THE departure of the UK from the European Union means that the European Investment Bank has lost a powerful member, but the EIB continues to step up its activities - including in countries where China is making inroads via the Belt & Road Initiative.
Just ahead of the United Kingdom’s departure as a member of the EIB, as part of its withdrawal from the European Union, EIB president Werner Hoyer expressed his regret about Brexit, but welcomed the firm support of the EU 27 and the constructive engagement of the UK during withdrawal negotiations.
The UK’s withdrawal from the European Union automatically ended its membership of the EIB and its 16.11% subscribed capital in the bank.

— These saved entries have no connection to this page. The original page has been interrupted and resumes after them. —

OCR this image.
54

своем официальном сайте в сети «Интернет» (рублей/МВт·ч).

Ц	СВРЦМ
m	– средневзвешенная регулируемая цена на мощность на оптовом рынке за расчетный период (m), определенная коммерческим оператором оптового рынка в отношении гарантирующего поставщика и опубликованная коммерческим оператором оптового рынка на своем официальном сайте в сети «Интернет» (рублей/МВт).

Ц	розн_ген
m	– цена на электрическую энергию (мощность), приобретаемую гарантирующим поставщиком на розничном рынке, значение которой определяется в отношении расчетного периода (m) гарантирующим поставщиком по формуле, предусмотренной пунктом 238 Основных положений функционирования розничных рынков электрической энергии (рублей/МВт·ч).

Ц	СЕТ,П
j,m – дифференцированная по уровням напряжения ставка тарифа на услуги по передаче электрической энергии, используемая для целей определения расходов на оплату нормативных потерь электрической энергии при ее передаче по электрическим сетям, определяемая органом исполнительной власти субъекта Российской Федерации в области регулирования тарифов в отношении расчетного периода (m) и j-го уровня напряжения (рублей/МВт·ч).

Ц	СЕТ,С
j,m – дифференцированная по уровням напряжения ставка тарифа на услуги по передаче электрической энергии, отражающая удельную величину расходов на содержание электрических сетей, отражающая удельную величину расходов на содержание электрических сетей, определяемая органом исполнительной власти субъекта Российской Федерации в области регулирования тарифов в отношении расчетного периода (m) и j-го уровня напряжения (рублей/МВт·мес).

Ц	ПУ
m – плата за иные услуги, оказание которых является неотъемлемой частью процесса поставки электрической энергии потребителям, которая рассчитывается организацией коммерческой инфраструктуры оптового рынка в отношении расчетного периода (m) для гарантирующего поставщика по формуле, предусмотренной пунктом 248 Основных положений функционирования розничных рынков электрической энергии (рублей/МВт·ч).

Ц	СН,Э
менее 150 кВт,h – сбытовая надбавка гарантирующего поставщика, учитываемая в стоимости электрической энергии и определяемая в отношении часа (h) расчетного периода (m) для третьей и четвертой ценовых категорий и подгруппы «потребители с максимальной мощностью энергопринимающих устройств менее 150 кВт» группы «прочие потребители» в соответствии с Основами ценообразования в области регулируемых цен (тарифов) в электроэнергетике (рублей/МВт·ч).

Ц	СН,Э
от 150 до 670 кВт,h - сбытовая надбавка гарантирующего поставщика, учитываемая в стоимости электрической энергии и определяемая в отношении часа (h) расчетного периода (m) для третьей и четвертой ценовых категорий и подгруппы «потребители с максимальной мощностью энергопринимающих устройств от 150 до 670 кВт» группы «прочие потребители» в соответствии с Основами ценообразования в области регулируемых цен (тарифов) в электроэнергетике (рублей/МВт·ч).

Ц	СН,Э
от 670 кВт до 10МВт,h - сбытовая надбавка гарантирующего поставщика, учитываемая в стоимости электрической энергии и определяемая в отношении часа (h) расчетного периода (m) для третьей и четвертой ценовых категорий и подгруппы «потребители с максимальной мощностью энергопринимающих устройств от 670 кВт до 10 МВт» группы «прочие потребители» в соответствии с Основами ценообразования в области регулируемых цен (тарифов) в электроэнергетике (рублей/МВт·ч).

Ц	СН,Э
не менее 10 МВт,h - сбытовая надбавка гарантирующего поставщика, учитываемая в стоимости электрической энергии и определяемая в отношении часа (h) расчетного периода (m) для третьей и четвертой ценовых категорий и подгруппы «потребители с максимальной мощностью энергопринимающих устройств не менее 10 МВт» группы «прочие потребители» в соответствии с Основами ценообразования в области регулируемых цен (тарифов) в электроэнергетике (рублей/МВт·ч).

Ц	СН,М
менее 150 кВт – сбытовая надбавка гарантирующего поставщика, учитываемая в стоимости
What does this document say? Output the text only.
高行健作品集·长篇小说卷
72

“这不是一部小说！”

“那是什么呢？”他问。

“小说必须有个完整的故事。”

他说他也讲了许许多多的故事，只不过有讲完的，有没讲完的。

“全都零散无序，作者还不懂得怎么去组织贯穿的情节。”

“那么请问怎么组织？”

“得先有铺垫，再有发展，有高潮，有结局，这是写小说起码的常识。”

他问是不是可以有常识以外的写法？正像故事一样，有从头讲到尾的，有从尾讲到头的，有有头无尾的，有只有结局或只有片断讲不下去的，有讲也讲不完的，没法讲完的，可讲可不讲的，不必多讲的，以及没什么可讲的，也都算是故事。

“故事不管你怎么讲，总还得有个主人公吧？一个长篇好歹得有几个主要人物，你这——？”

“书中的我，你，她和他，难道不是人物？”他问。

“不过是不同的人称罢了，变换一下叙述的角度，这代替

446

The governors of the EIB, Europe’s finance ministers unanimously agreed last year that the departure of the United Kingdom from the European Union would not affect the financing activity or have any impact on the EIB’s business model.
The UK’s share of the EIB’s paid-in capital prior to Brexit represented 3.5 billion euros, alongside 35.7 billion euros of callable capital. The UK’s callable capital disappeared on Brexit day, and was replaced by the UK’s liability on callable capital.
On March 1 two member states, Romania and Poland, will contribute additional capital, providing the EIB with a higher capital base than before Brexit.
The UK will remain liable for the EIB’s pre-Brexit operations. This liability will be reduced as the EIB’s pre-Brexit exposure declines.
The EIB will reimburse the UK’s 3.5 billion euros paid-in share over 12 annual installments.